Document Frequency Thresholds:
Example: Elasticsearch may skip scoring documents for very common terms if they exceed a certain frequency threshold, as these terms might not be useful for distinguishing relevant documents.
- Document Frequency Thresholds: In some configurations, Elasticsearch can use document frequency thresholds as a way to optimize query performance. This means that terms which appear in an extremely high number of documents (i.e., very common terms) might be skipped or given less weight in the scoring process.
- Relation to IDF: The concept is related to IDF in the sense that both are concerned with the rarity of a term across documents. However, a strict document frequency threshold is a simpler concept — it's a cut-off point, beyond which a term may be considered too common to be useful for distinguishing relevant documents. In contrast, IDF is a continuously varying score that decreases as the document frequency of a term increases.
How the Relevance Scoring is calcualted?
Documents in the Index
- Document 1: "The best coffee shop in town."
- Document 2: "A new coffee shop has opened."
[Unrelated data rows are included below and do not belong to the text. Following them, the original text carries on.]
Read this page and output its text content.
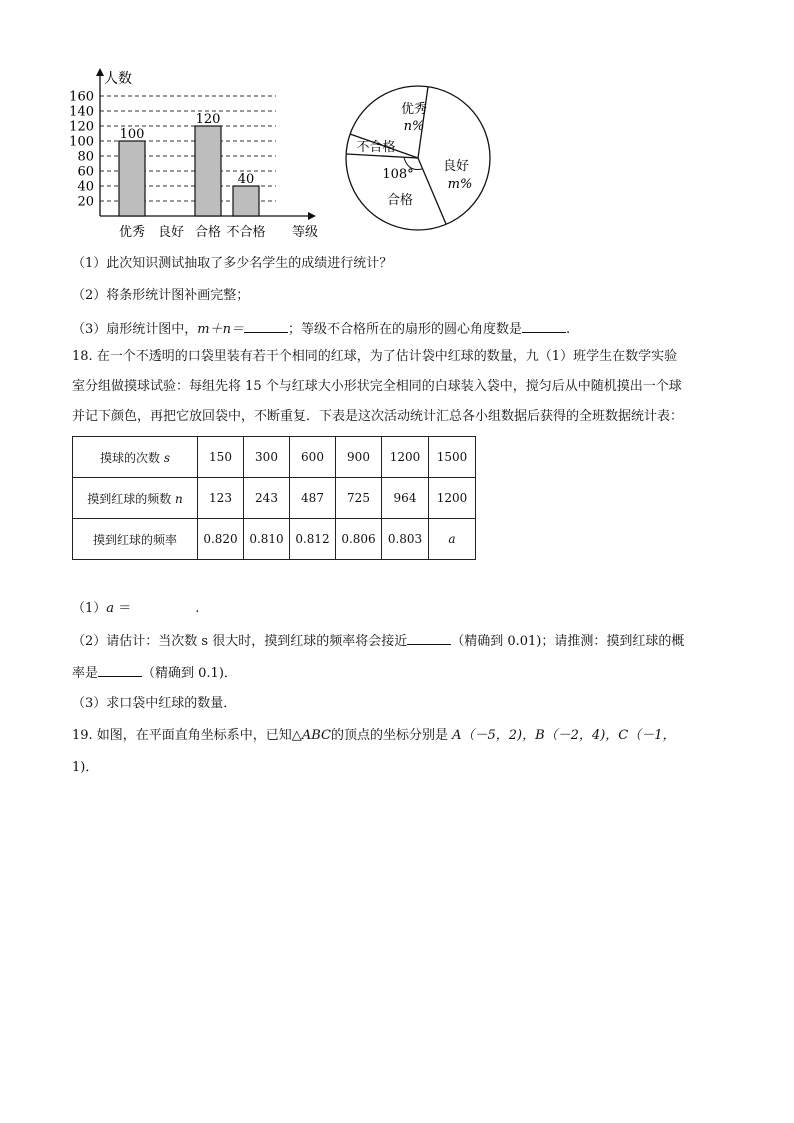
20
40
60
80
100
120
140
160
人数
100
优秀 良好
120
合格
40
不合格 等级
优秀
n%
良好
m%
不合格
108°
合格
（1）此次知识测试抽取了多少名学生的成绩进行统计？
（2）将条形统计图补画完整；
（3）扇形统计图中，m＋n＝	；等级不合格所在的扇形的圆心角度数是	.
18. 在一个不透明的口袋里装有若干个相同的红球，为了估计袋中红球的数量，九（1）班学生在数学实验
室分组做摸球试验：每组先将 15 个与红球大小形状完全相同的白球装入袋中，搅匀后从中随机摸出一个球
并记下颜色，再把它放回袋中，不断重复．下表是这次活动统计汇总各小组数据后获得的全班数据统计表：
摸球的次数 s	150	300	600	900	1200	1500
摸到红球的频数 n	123	243	487	725	964	1200
摸到红球的频率	0.820	0.810	0.812	0.806	0.803	a
（1）a ＝	.
（2）请估计：当次数 s 很大时，摸到红球的频率将会接近	（精确到 0.01)；请推测：摸到红球的概
率是	（精确到 0.1)．
（3）求口袋中红球的数量．
19. 如图，在平面直角坐标系中，已知△ABC的顶点的坐标分别是 A（－5，2)，B（－2，4)，C（－1，
1)．
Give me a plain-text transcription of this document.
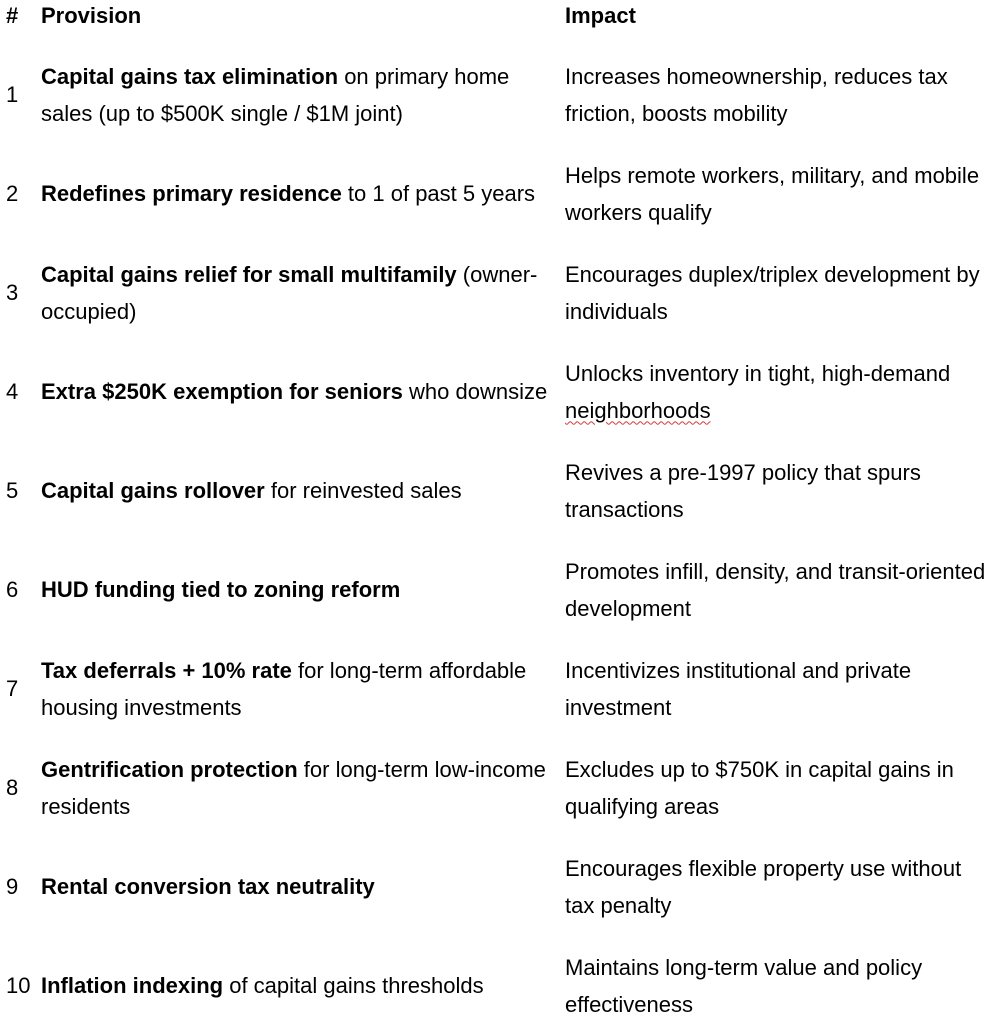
# Provision	Impact
1
Capital gains tax elimination on primary home sales (up to $500K single / $1M joint)
Increases homeownership, reduces tax friction, boosts mobility
2 Redefines primary residence to 1 of past 5 years
Helps remote workers, military, and mobile workers qualify
3
Capital gains relief for small multifamily (owner-occupied)
Encourages duplex/triplex development by individuals
4 Extra $250K exemption for seniors who downsize
Unlocks inventory in tight, high-demand neighborhoods
5 Capital gains rollover for reinvested sales
Revives a pre-1997 policy that spurs transactions
6 HUD funding tied to zoning reform
Promotes infill, density, and transit-oriented development
7
Tax deferrals + 10% rate for long-term affordable housing investments
Incentivizes institutional and private investment
8
Gentrification protection for long-term low-income residents
Excludes up to $750K in capital gains in qualifying areas
9 Rental conversion tax neutrality
Encourages flexible property use without tax penalty
10 Inflation indexing of capital gains thresholds
Maintains long-term value and policy effectiveness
- Document 3: "I love visiting the local bakery and coffee house."
Search Query
- Query: "coffee shop"
Steps in Relevance Scoring
Query Analysis:
- The query "coffee shop" is analyzed and broken down into terms: ["coffee", "shop"].
Term Frequency (TF):
- Document 1: Both "coffee" and "shop" appear once.
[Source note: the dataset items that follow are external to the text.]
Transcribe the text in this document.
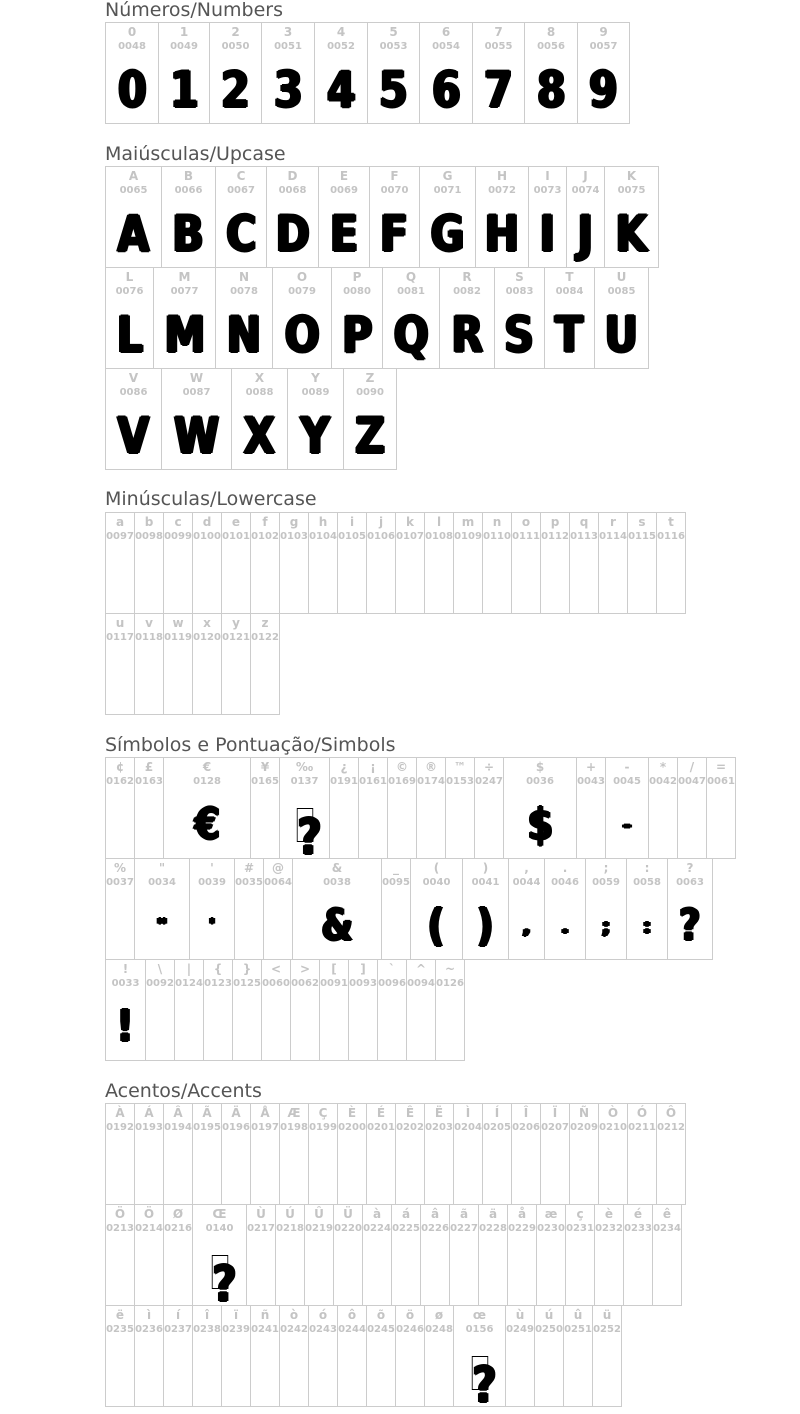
Números/Numbers
0
0048
0
1
0049
1
2
0050
2
3
0051
3
4
0052
4
5
0053
5
6
0054
6
7
0055
7
8
0056
8
9
0057
9
Maiúsculas/Upcase
A
0065
A
B
0066
B
C
0067
C
D
0068
D
E
0069
E
F
0070
F
G
0071
G
H
0072
H
I
0073
I
J
0074
J
K
0075
K
L
0076
L
M
0077
M
N
0078
N
O
0079
O
P
0080
P
Q
0081
Q
R
0082
R
S
0083
S
T
0084
T
U
0085
U
V
0086
V
W
0087
W
X
0088
X
Y
0089
Y
Z
0090
Z
Minúsculas/Lowercase
a
0097
b
0098
c
0099
d
0100
e
0101
f
0102
g
0103
h
0104
i
0105
j
0106
k
0107
l
0108
m
0109
n
0110
o
0111
p
0112
q
0113
r
0114
s
0115
t
0116
u
0117
v
0118
w
0119
x
0120
y
0121
z
0122
Símbolos e Pontuação/Simbols
¢
0162
£
0163
€
0128
€
¥
0165
‰
0137
?
¿
0191
¡
0161
©
0169
®
0174
™
0153
÷
0247
$
0036
$
+
0043
-
0045
-
*
0042
/
0047
=
0061
%
0037
"
0034
"
'
0039
'
#
0035
@
0064
&
0038
&
_
0095
(
0040
(
)
0041
)
,
0044
,
.
0046
.
;
0059
;
:
0058
:
?
0063
?
!
0033
!
\
0092
|
0124
{
0123
}
0125
<
0060
>
0062
[
0091
]
0093
`
0096
^
0094
~
0126
Acentos/Accents
À
0192
Á
0193
Â
0194
Ã
0195
Ä
0196
Å
0197
Æ
0198
Ç
0199
È
0200
É
0201
Ê
0202
Ë
0203
Ì
0204
Í
0205
Î
0206
Ï
0207
Ñ
0209
Ò
0210
Ó
0211
Ô
0212
Ö
0213
Ö
0214
Ø
0216
Œ
0140
?
Ù
0217
Ú
0218
Û
0219
Ü
0220
à
0224
á
0225
â
0226
ã
0227
ä
0228
å
0229
æ
0230
ç
0231
è
0232
é
0233
ê
0234
ë
0235
ì
0236
í
0237
î
0238
ï
0239
ñ
0241
ò
0242
ó
0243
ô
0244
õ
0245
ö
0246
ø
0248
œ
0156
?
ù
0249
ú
0250
û
0251
ü
0252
- Document 2: Both "coffee" and "shop" appear once.
- Document 3: "coffee" appears once, but "shop" does not appear.
Inverse Document Frequency (IDF):
- If "coffee" and "shop" are common in the entire document set, their IDF is lower. If they are rare, their IDF is higher. Assume both terms have a moderate IDF value.
Field-Length Norm:
- Shorter fields are given more weight. Let's assume all documents have similar lengths for simplicity.
Calculating Relevance Score:
- Document 1 and 2: High relevance because they contain both "coffee" and "shop".
- Document 3: Lower relevance as it only contains "coffee".
Example Relevance Score Calculation
Score Calculation (simplified formula):
- Score = TF(term1) * IDF(term1) + TF(term2) * IDF(term2) + ...
For Document 1 and 2:
- Higher score because both terms match and their combined TF-IDF score is higher.
For Document 3:
- Lower score because only one of the terms ("coffee") matches.
Conclusion
- Documents containing both terms of the query ("coffee" and "shop") receive higher scores.
- The exact scoring involves more complex mathematical formulas and additional factors like term proximity, but this example provides a basic understanding.
Note
- This is a simplified explanation. The actual scoring algorithm in Elasticsearch is more complex and includes various other factors and optimizations.
- Elasticsearch's relevance scoring is highly configurable and can be adjusted to suit specific use case requirements.